4096 is no buffer nowadays. The break even of modern HDDs is above 1MB.
So if you think, that your task is I/O bound (low CPU usage), then
significantly increase the buffer size.


Depends on what he means by "buffers of 4096 size". If I naively use
iostreams to read a text file line by line, it maps to reading 8191
bytes via the kernel interface, read(2). I hope the kernel at that
point has read /more/ than 8191 bytes into its cache.

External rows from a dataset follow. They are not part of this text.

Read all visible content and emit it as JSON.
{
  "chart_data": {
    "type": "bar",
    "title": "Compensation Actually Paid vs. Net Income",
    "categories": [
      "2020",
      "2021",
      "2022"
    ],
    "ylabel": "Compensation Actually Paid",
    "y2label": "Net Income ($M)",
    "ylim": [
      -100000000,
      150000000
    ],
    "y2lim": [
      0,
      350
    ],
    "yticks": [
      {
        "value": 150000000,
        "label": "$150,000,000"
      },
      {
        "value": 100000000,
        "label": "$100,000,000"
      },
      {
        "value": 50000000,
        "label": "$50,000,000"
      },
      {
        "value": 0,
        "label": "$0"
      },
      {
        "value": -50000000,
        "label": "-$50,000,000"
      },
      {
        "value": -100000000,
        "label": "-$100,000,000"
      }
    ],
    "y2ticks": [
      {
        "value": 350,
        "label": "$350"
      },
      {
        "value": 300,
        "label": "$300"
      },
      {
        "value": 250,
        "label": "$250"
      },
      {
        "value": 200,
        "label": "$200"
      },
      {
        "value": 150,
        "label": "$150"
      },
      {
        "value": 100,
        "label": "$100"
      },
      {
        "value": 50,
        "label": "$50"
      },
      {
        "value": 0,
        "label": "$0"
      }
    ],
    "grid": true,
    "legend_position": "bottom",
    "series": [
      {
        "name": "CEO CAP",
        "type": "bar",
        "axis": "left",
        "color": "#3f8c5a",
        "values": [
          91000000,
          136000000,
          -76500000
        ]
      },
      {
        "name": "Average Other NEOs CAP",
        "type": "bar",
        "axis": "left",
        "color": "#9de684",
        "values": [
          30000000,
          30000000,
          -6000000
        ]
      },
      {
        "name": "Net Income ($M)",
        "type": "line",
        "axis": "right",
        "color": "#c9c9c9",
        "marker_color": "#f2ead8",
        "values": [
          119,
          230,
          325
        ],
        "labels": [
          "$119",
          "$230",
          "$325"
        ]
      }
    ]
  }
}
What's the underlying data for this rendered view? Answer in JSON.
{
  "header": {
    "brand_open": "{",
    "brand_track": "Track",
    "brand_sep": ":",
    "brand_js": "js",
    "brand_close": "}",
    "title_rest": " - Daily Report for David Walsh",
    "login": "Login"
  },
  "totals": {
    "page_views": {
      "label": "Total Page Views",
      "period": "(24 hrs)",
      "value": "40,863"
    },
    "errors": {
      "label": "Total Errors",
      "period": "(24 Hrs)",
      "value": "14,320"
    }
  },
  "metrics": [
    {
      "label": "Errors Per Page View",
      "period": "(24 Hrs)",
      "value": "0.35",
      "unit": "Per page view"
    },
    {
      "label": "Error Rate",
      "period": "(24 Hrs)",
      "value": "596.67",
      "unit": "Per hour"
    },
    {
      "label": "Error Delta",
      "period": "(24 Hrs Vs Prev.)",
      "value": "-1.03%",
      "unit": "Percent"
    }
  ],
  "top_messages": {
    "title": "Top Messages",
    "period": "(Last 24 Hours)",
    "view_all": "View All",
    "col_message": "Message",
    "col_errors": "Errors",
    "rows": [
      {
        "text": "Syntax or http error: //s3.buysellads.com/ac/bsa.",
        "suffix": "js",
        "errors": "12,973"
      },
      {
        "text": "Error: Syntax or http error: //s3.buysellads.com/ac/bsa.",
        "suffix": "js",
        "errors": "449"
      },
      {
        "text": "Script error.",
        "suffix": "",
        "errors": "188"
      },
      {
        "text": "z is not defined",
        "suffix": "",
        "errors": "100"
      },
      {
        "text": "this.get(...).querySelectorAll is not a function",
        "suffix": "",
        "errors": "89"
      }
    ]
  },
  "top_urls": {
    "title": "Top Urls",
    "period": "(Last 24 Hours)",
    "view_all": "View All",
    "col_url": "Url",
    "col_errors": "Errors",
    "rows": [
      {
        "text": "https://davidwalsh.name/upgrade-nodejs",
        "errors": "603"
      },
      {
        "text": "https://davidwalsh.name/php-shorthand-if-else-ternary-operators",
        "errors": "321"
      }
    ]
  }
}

Yes, but for reading the kernel needs to estimate the next blocks that
you are going to read. This works best for platforms where the disk
cache is located at the filesystem driver. It works less well when the
cache is part of the block device driver, because the next LBA is not
necessarily the next block of your file. And it usually works very bad
if you do seek operations.

If your task is CPU bound (high CPU load) then this won't help at all.


Yeah. As we all know, his problem lies somewhere else. His 2 minutes
is four hundred times slower than the 280 ms I measure on my ancient
hardware -- no misuse of the I/O facilities can make such a radical
difference.


Anything is possible, but where did you get the numbers?